Quem conhece algumas salas da FFLCH (Faculdade de Filosofia, Letras e Ciências Humanas) e entra no prédio da FEA (Faculdade de Economia, Administração e Contabilidade) tem a impressão de que as duas unidades pertencem a diferentes universidades.

Na filosofia, os bancos das salas de aula são de madeira, os móveis são antigos e os quadros negros têm posição de destaque. Na economia, as salas têm cadeiras estofadas, há retroprojetores, móveis novos, um sistema central de ar-condicionado que custou R$ 1 milhão e não faltam computadores.

A diferença é que a FFLCH (conhecida como “fefeleche”) se mantém basicamente com as verbas da USP, enquanto a FEA recebe dinheiro de três das fundações que mais arrecadam recursos externos: FIA (Fundação Instituto de Administração), Fipe (Fundação Instituto de Pesquisas Econômicas) e Fipecafi (Fundação Instituto de Pesquisas Contábeis, Atuariais e Financeiras).

Em 2003, as 33 fundações ligadas à USP faturaram cerca de R$ 200 milhões e repassaram à universidade R$ 5,8 milhões, 2,9% do total. Se forem considerados os recursos do SUS (Sistema Único de Saúde) repassado pelo governo federal às fundações da Faculdade de Medicina, que administram o Hospital das Clínicas e o Incor, o volume sobe a R$ 700 milhões.

As fundações são consideradas órgãos de apoio à USP e foram criadas com o objetivo de gerir relações com o mundo exterior que a universidade não teria agilidade e flexibilidade para absorver.

Se uma empresa quer contratar um professor da USP para dar um parecer, por exemplo, ela pode fazer isso diretamente ou por meio de uma fundação, se o profissional preferir. Nesse último caso, parte do que ele ganhar ficará com a fundação, que, por sua vez, pagará uma taxa à universidade.

Os professores podem ainda desenvolver nas fundações projetos de pesquisa financiados por empresas ou outros órgãos públicos.

Entre as 33 fundações, há uma que faz exclusivamente isso, a Fusp (Fundação Universidade de São Paulo), que transferiu à USP R$ 1,8 milhão em 2003.

Os críticos dizem que algumas das fundações deixaram seu papel de interface com o mundo exterior e se transformaram em verdadeiros negócios. Os principais alvos são as instituições ligadas à FEA, que obtêm o maior volume de recursos. Além dos MBAs, as três entidades dão consultoria, desenvolvem produtos e têm projetos em parceria com empresas.

A Fipecafi, por exemplo, é responsável desde 1995 pela elaboração da “Melhores e Maiores”, da revista “Exame”, em um projeto coordenado pelos professores Nelson Carvalho e Ariovaldo dos Santos, presidente da fundação.

No prédio do departamento de contabilidade, há uma sala com a placa “Projeto Melhores e Maiores”, no qual trabalham profissionais contratados pela Fipecafi.
Santos afirma que a relação comercial da fundação com a editora Abril, responsável pela revista, traz benefícios acadêmicos, entre os quais está o acesso ao banco de dados com informações contábeis das 500 empresas analisadas na publicação. Segundo ele, 142 trabalhos foram realizados com base nesse banco de dados, entre os quais 22 teses e dissertações.

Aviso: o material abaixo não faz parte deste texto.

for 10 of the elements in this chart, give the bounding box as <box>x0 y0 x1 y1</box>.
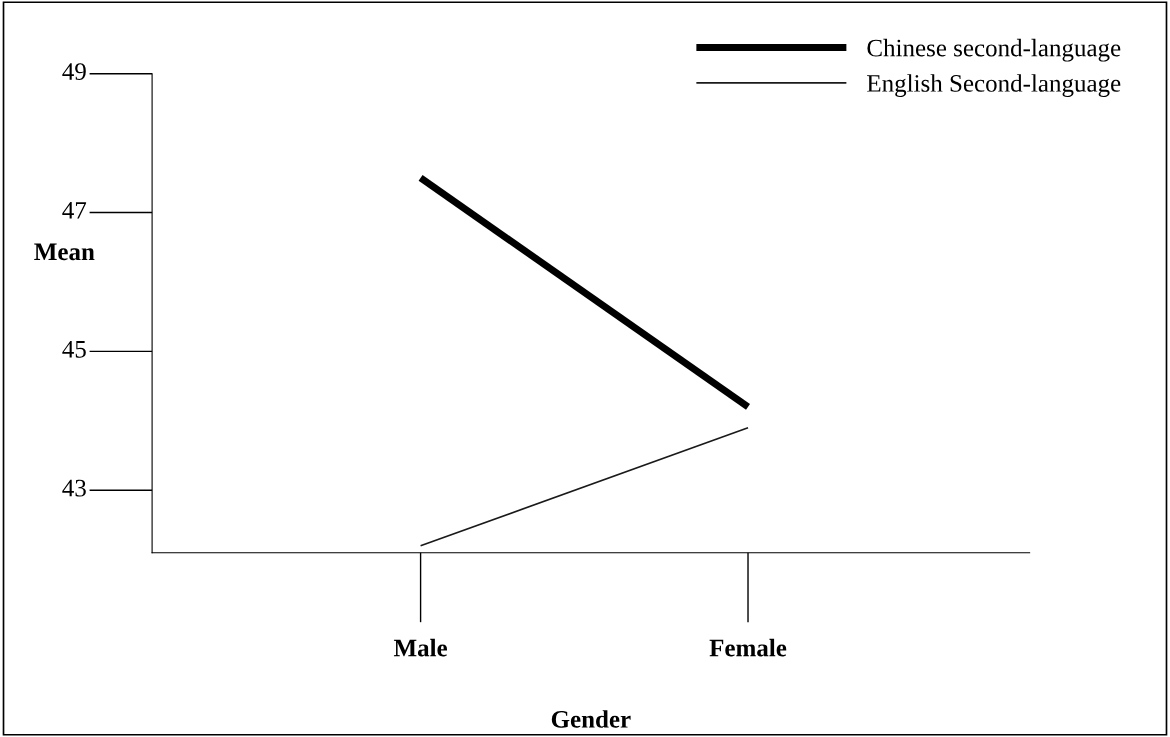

Os integrantes das fundações argumentam ainda que as entidades aproximam a universidade da sociedade e das empresas. Acima de tudo, as fundações permitem a complementação de renda do professor e mantêm na universidade profissionais que, de outra forma, já a teriam deixado.

Entre os programas da FIA está o Provar, que realiza uma das principais análises de varejo e consumo do país. O projeto tem financiamento de 11 empresas, entre as quais está a Folha.

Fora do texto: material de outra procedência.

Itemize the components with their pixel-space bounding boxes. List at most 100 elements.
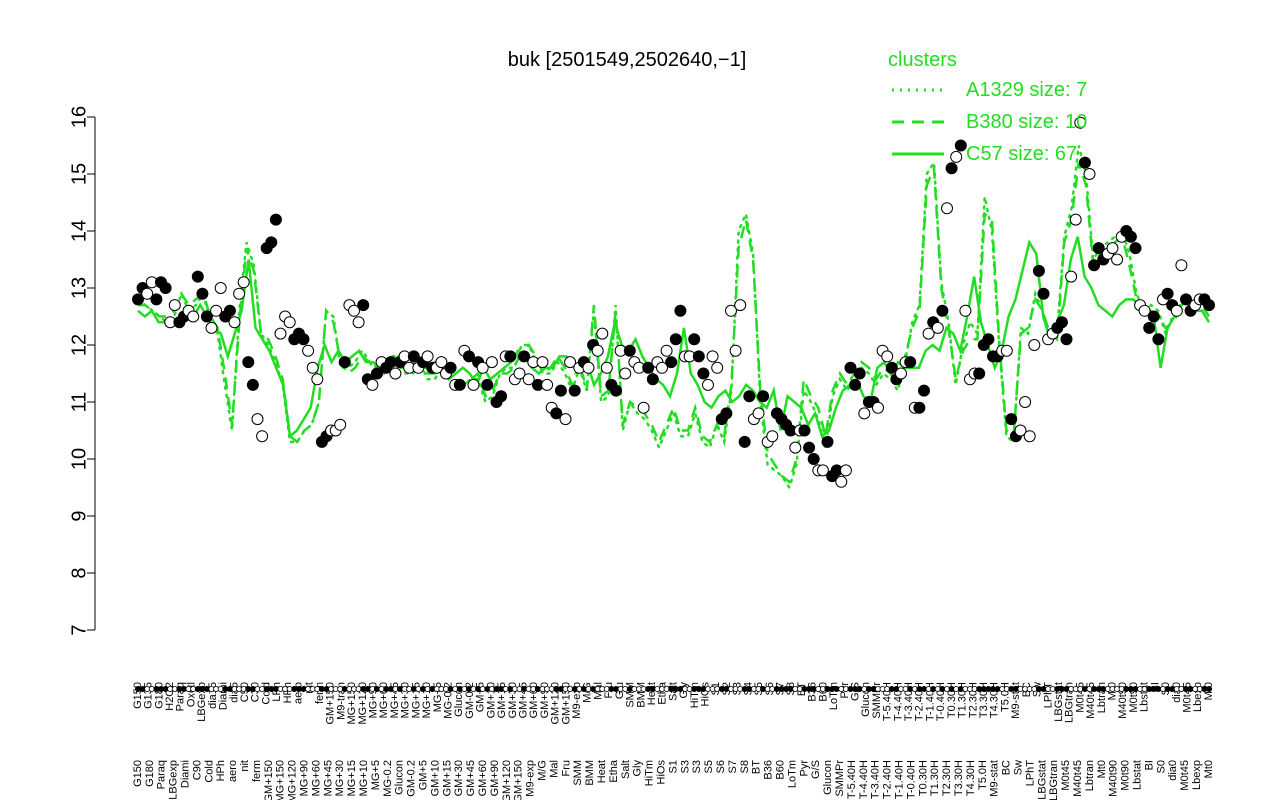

As fundações também concedem bolsas para estudantes de mestrado, financiam publicações e bancam viagens de alunos e professores para participação em congressos. Seus críticos afirmam que tudo poderia ser feito diretamente por meio da universidade, enquanto os defensores respondem que a centralização desperdiçaria os recursos nos meandros da burocracia estatal.
No ano passado, foi constituído um grupo de 40 pessoas para elaborar uma proposta de regulamentação dessas entidades. O resultado não agradou a nenhum dos lados e a solução final deverá ser dada pelo Conselho Universitário, órgão máximo da instituição, até a metade do ano.

O professor Luiz Nunes, pró-reitor de pesquisa, diz que houve consenso no grupo de estudos sobre dois pontos: faltam informações sobre as fundações e é necessário criar um sistema de controle sobre seu funcionamento.